Garden Traces; Early Settlers and Migrants

Aromatic Strangler

Cyanotype on found napkin 1/1. 2014

Butter Wrap

Cyanotype on found napkin 1/1 2014

Sacrificial Trap

Cyanotype on found napkin 1/1 2014

Install of Garden Traces; Early Settlers and Migrants

Cyanotype on found napkins in old preserving jars. 2014

Sweet Sucker

Cyanotype on found napkin 1/1 2014

Detail of Garden Traces; Early Settlers and Migrants

Cyanotype on found napkins in old preserving jars

Detail of Garden Traces; Early Settlers and Migrants

Cyanotype on found napkins in old preserving jars

Garden Traces; Early Settlers and Migrants Info:

The bond between people and plants is as old as humanity itself.

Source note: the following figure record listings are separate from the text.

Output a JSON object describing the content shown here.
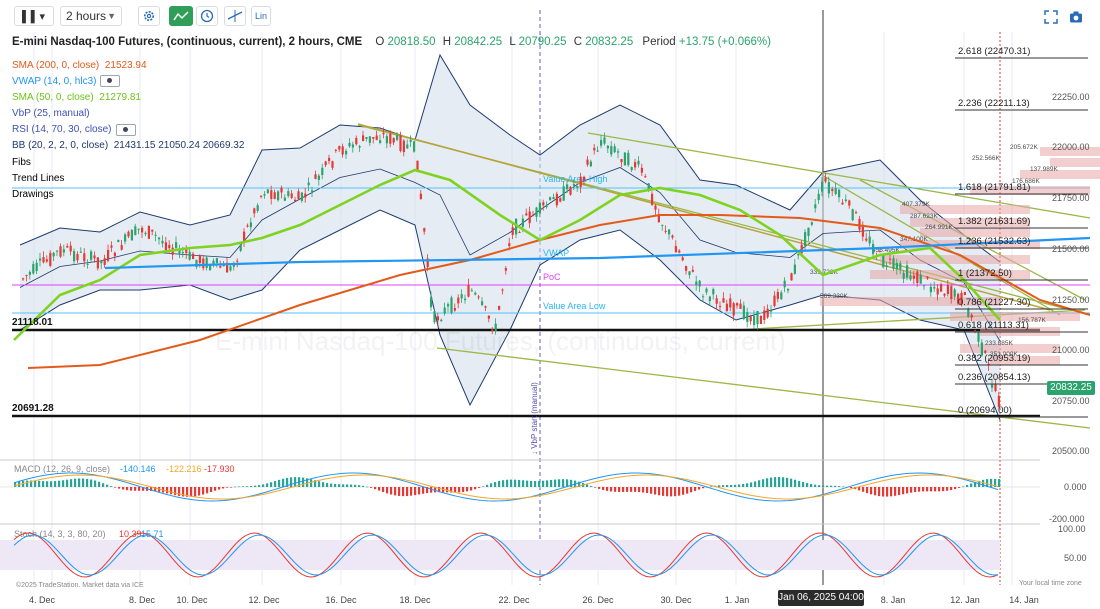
{
  "toolbar": {
    "chart_type_icon": "bars-icon",
    "interval": "2 hours",
    "settings_icon": "gear-icon",
    "line_tool_icon": "trend-line-icon",
    "clock_icon": "clock-icon",
    "crosshair_icon": "crosshair-icon",
    "scale_label": "Lin",
    "fullscreen_icon": "fullscreen-icon",
    "camera_icon": "camera-icon"
  },
  "header": {
    "symbol": "E-mini Nasdaq-100 Futures, (continuous, current), 2 hours, CME",
    "o_label": "O",
    "o_value": "20818.50",
    "h_label": "H",
    "h_value": "20842.25",
    "l_label": "L",
    "l_value": "20790.25",
    "c_label": "C",
    "c_value": "20832.25",
    "period_label": "Period",
    "period_value": "+13.75 (+0.066%)"
  },
  "legend": [
    {
      "label": "SMA (200, 0, close)",
      "value": "21523.94",
      "color": "#e35a1a"
    },
    {
      "label": "VWAP (14, 0, hlc3)",
      "value": "",
      "color": "#2196f3"
    },
    {
      "label": "SMA (50, 0, close)",
      "value": "21279.81",
      "color": "#7ed321"
    },
    {
      "label": "VbP (25, manual)",
      "value": "",
      "color": "#3f51b5"
    },
    {
      "label": "RSI (14, 70, 30, close)",
      "value": "",
      "color": "#3f51b5"
    },
    {
      "label": "BB (20, 2, 2, 0, close)",
      "value": "21431.15  21050.24  20669.32",
      "color": "#1e3a6e"
    },
    {
      "label": "Fibs",
      "value": "",
      "color": "#222222"
    },
    {
      "label": "Trend Lines",
      "value": "",
      "color": "#222222"
    },
    {
      "label": "Drawings",
      "value": "",
      "color": "#222222"
    }
  ],
  "levels": {
    "upper_line_label": "21118.01",
    "lower_line_label": "20691.28",
    "value_area_high": "Value Area High",
    "value_area_low": "Value Area Low",
    "vwap_label": "VWAP",
    "poc_label": "PoC",
    "vbp_start": "↓ VbP start (manual)",
    "watermark": "E-mini Nasdaq-100 Futures, (continuous, current)"
  },
  "fibs": [
    {
      "label": "2.618 (22470.31)"
    },
    {
      "label": "2.236 (22211.13)"
    },
    {
      "label": "1.618 (21791.81)"
    },
    {
      "label": "1.382 (21631.69)"
    },
    {
      "label": "1.236 (21532.63)"
    },
    {
      "label": "1 (21372.50)"
    },
    {
      "label": "0.786 (21227.30)"
    },
    {
      "label": "0.618 (21113.31)"
    },
    {
      "label": "0.382 (20953.19)"
    },
    {
      "label": "0.236 (20854.13)"
    },
    {
      "label": "0 (20694.00)"
    }
  ],
  "vbp_volumes": [
    "205.672K",
    "252.566K",
    "137.989K",
    "176.686K",
    "407.379K",
    "287.623K",
    "264.991K",
    "347.100K",
    "456.495K",
    "339.722K",
    "569.330K",
    "156.787K",
    "233.885K",
    "351.000K"
  ],
  "price_axis": {
    "ticks": [
      "22250.00",
      "22000.00",
      "21750.00",
      "21500.00",
      "21250.00",
      "21000.00",
      "20750.00",
      "20500.00"
    ],
    "current_price": "20832.25"
  },
  "macd": {
    "label": "MACD (12, 26, 9, close)",
    "v1": "-140.146",
    "v2": "-122.216",
    "v3": "-17.930",
    "ticks": [
      "0.000",
      "-200.000"
    ]
  },
  "stoch": {
    "label": "Stoch (14, 3, 3, 80, 20)",
    "v1": "10.39",
    "v2": "15.71",
    "ticks": [
      "100.00",
      "50.00"
    ]
  },
  "time_axis": {
    "labels": [
      "4. Dec",
      "8. Dec",
      "10. Dec",
      "12. Dec",
      "16. Dec",
      "18. Dec",
      "22. Dec",
      "26. Dec",
      "30. Dec",
      "1. Jan",
      "8. Jan",
      "12. Jan",
      "14. Jan"
    ],
    "crosshair_time": "Jan 06, 2025 04:00"
  },
  "footer": {
    "copyright": "©2025 TradeStation. Market data via ICE",
    "local_time": "Your local time zone"
  },
  "colors": {
    "sma200": "#e35a1a",
    "vwap": "#2196f3",
    "sma50": "#7ed321",
    "bb": "#1e3a6e",
    "up": "#2ba36d",
    "down": "#e53935",
    "fib": "#222222",
    "trend": "#8db33a"
  }
}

It is a tempestuous union, sometimes symbiotic but more often driven by production and need. As the human population has grown, so has our reliance on the spaces the flora occupies, that sustains the biosphere and us.

As observers we catalogue and classify, creating sets and subsets to interpret the world around us.

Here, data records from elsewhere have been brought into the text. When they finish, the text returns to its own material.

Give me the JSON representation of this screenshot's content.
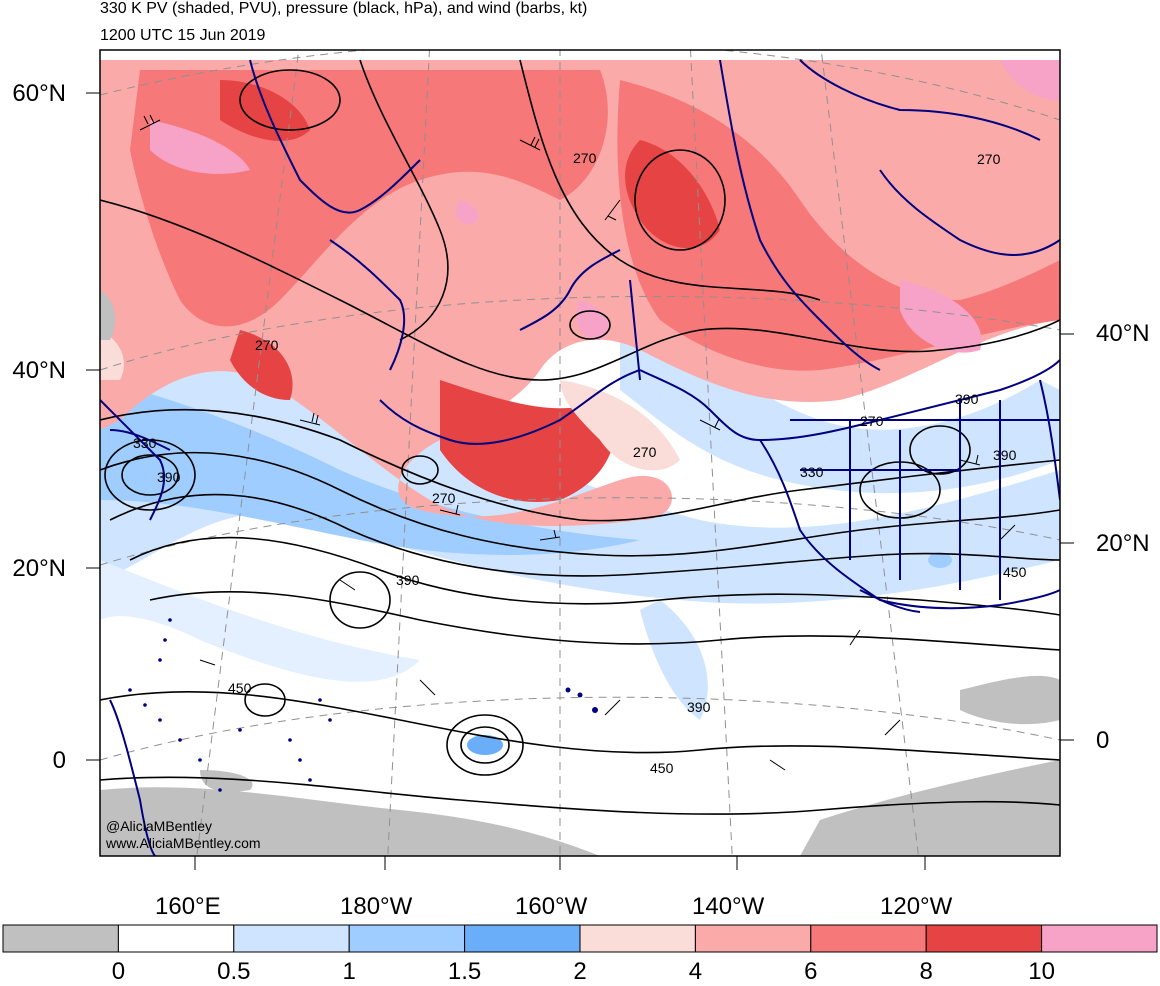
{
  "header": {
    "title": "330 K PV (shaded, PVU), pressure (black, hPa), and wind (barbs, kt)",
    "valid_time": "1200 UTC 15 Jun 2019"
  },
  "map": {
    "projection": "polar-stereographic north Pacific",
    "lat_labels_left": [
      "60°N",
      "40°N",
      "20°N",
      "0"
    ],
    "lat_labels_right": [
      "40°N",
      "20°N",
      "0"
    ],
    "lon_labels": [
      "160°E",
      "180°W",
      "160°W",
      "140°W",
      "120°W"
    ],
    "contour_labels": [
      "270",
      "270",
      "270",
      "270",
      "270",
      "330",
      "390",
      "330",
      "390",
      "390",
      "390",
      "450",
      "450",
      "450",
      "390",
      "270"
    ],
    "coastline_color": "#000080",
    "contour_color": "#000000",
    "credit_line1": "@AliciaMBentley",
    "credit_line2": "www.AliciaMBentley.com"
  },
  "colorbar": {
    "tick_labels": [
      "0",
      "0.5",
      "1",
      "1.5",
      "2",
      "4",
      "6",
      "8",
      "10"
    ],
    "colors": [
      "#c0c0c0",
      "#ffffff",
      "#cfe5ff",
      "#a0cdff",
      "#6aaef9",
      "#fadcd8",
      "#fbaaaa",
      "#f67878",
      "#e64444",
      "#f7a3c7"
    ]
  }
}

The relationship between humanity and the plants world can be perceived in terms of three basic scales of interaction; the wild and untamed places, the tamed and colonized spaces and the bits in-between.

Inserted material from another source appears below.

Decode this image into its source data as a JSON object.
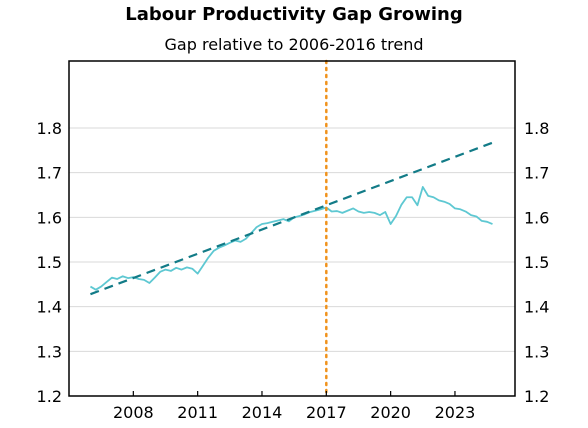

My work explores the wild untamed plant species which often find life on the in-between bits. Plants struggling or thriving in the abandoned, un-valued or uncared for places; the sidings and verges, fringes and backlots. Gardens of chance, of coincidence. Self cultivation places that somehow have their own intent, gardens of unrecognized beauty and value.

Plants arrived in these places in the back pocket of the traveller or passing bird, and from the specimens of the journeying collector, only to later become ‘a problem’– their beauty and value soon forgotten or maligned without the organizing, validating space of common use or value.

How should our relationship with these plants continue? Can we truly know what value they might have in the future?

To preserve these peripheral plant lives as collections, is to re-attribute value and give place and prominence to the most enduring, useful and overlooked of plant species – the ‘weed’.